The human population has seen many pandemics over the years, including the corona virus behind Severe Acute Respiratory Syndrome in 2003 and H1N1 influenza in 2009. Viruses like these had scientists, governments and public health officials scrambling to find a vaccine that will halt the virus in its tracks. But the future is looking brighter.

“At some point in the future you will just be able to swab someone's nose, sequence on the spot and post the sequence on the internet. Manufacturers can then download the sequence and make a version of the virus for vaccine manufacture,” says Dormitzer. “It never has to adapt to eggs, it never has to be shipped anywhere. We can synthesize right there and then. This whole process could save months.”

Timeline for UK funding of synthetic biology

Since 2007, British governments have taken a keen interest in the potential of synthetic biology and have promoted the UK as a hotspot for research in the field.

2010: The BBSRC published their Synthetic Biology Dialogue document, outlining the stakeholders’ and public perception of the research.

2011: The EPSRC and European Research Council combined forces to create the Responsible Innovation Framework, a scoping study to find out how responsible innovation could continue.

2012: The Technology Strategy board commissioned a Synthetic Biology Road Map for the UK, to highlight a direction for synthetic biology research. Its goals were to establish a cohort of multi-disciplinary research centres, to build a community of researchers, to invest and accelerate the technology to market and assume a leading role in the global research community.

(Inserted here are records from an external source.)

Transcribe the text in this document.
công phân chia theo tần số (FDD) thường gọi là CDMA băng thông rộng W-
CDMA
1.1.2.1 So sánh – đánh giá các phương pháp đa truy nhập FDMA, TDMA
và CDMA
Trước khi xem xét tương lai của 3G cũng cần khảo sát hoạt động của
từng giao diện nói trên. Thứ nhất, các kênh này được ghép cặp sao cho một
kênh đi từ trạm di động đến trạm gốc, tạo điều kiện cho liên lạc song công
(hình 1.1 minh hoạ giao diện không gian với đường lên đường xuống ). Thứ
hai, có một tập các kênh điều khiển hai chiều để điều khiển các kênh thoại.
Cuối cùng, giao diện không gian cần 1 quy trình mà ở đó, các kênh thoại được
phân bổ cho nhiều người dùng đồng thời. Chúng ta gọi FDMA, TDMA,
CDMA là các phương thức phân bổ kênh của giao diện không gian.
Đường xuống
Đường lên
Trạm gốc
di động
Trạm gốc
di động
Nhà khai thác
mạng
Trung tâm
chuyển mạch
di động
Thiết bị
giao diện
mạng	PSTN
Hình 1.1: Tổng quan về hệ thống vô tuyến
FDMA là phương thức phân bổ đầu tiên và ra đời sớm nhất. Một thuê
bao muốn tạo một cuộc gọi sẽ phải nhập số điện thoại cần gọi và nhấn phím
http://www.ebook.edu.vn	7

In November, George Osborne, the UK chancellor, spoke at the Royal Society about the “eight great technologies” to receive extra backing from the UK government. The Research Councils UK received a grant of £50million to invest in synthetic biology research.

2013: Imperial College London hosted the BioBricks Foundation SB6.0, at which David Willetts, the Minister of State for Universities and Science, said that synthetic biology could “fuel us, heal us and feed us.”

2014: At SynBioBeta in early April, Willets announced that the BBSRC will receive £10million to invest in synthetic biology to establish 5 new centres for DNA synthesis across the UK and a further £2million for equipment and training. This is from the initial £50million allocation from 2012.